Il est piquant de rapprocher ce prix Nobel du pastiche de l’Agence nationale de la recherche réalisé par les militants de l’association Sciences en marche. En créant le site Web de l‘Agence nationale de l’excellence scientifique, ils ne proposent pas seulement une bonne tranche de rire (jaune) aux universitaires, chercheurs, ingénieurs, doctorants et aux milliers de CDD qui peuplent les labos de France. Alors que le quinquennat de François Hollande n’a pas rompu avec la vague de reformes lancées par Nicolas Sarkozy, le bilan de cette politique reste à faire. Les milliers d’heures gâchées par les universitaires et les chercheurs des organismes dans le montage des nouveaux mécanos et dans les réponses (et les évaluations) des appels d’offres ont été soustraites à l’activité réelle de recherche et d’enseignement. Le grand œuvre de Sarkozy, repris par François Hollande, devait être le campus de Paris-Saclay. Il patine, l’Ecole polytechnique continue de vouloir faire bande à part, et le plus gros acteur, l’université Paris-Sud Orsay est toujours traitée comme un partenaire mineur par le gouvernement. La réorganisation nécessaire de l’offre d’enseignement supérieur et de l’activité de recherche en Île-de-France est toujours sans pilote dans l’avion. Un astrophysicien spécule sur l’avancée dans le classement de Shanghaï que représenteraient des fusions d’universités… mais qui s’intéresse vraiment à ce classement à part des responsables politiques qui n’en comprennent pas le sens ? Monter dans ce classement sans avoir produit un résultat de recherche de plus, ni formé un étudiant de plus, est-ce vraiment un bon signe pour le dit classement et son utilité ?

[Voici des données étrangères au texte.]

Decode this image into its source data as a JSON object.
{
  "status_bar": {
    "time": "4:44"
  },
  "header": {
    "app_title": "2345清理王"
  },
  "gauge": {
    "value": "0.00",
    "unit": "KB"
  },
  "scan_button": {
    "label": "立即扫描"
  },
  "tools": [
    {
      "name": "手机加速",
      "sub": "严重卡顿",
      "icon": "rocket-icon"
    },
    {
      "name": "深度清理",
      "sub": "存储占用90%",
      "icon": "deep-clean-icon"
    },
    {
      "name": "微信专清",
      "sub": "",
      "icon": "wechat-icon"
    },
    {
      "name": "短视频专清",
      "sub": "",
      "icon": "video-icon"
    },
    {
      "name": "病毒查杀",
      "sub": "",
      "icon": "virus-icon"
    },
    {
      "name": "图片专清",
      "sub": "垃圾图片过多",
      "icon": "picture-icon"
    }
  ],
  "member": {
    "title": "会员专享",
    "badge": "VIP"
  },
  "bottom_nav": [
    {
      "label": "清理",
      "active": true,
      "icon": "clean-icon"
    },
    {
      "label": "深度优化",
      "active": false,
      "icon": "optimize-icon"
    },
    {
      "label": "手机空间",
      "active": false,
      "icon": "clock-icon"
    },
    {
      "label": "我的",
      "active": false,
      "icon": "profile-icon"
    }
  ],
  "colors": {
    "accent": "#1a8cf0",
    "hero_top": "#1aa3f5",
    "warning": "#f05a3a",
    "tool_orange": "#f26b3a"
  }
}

Pendant ce temps, les êtres humains raisonnables espèrent que sciences et technologies les aideront à limiter le changement climatique en utilisant moins d’énergies fossiles, de produire notre nourriture sans tuer les sols et massacrer les insectes, de fournir à tous moyens de vie et activités… autant d’objectifs que les savoirs et technologies actuelles ne permettent pas d’atteindre. Un peu moins « d’excellence » et un peu plus de contenus ne feraient donc pas de mal à nos politiques de formations supérieure et de recherche.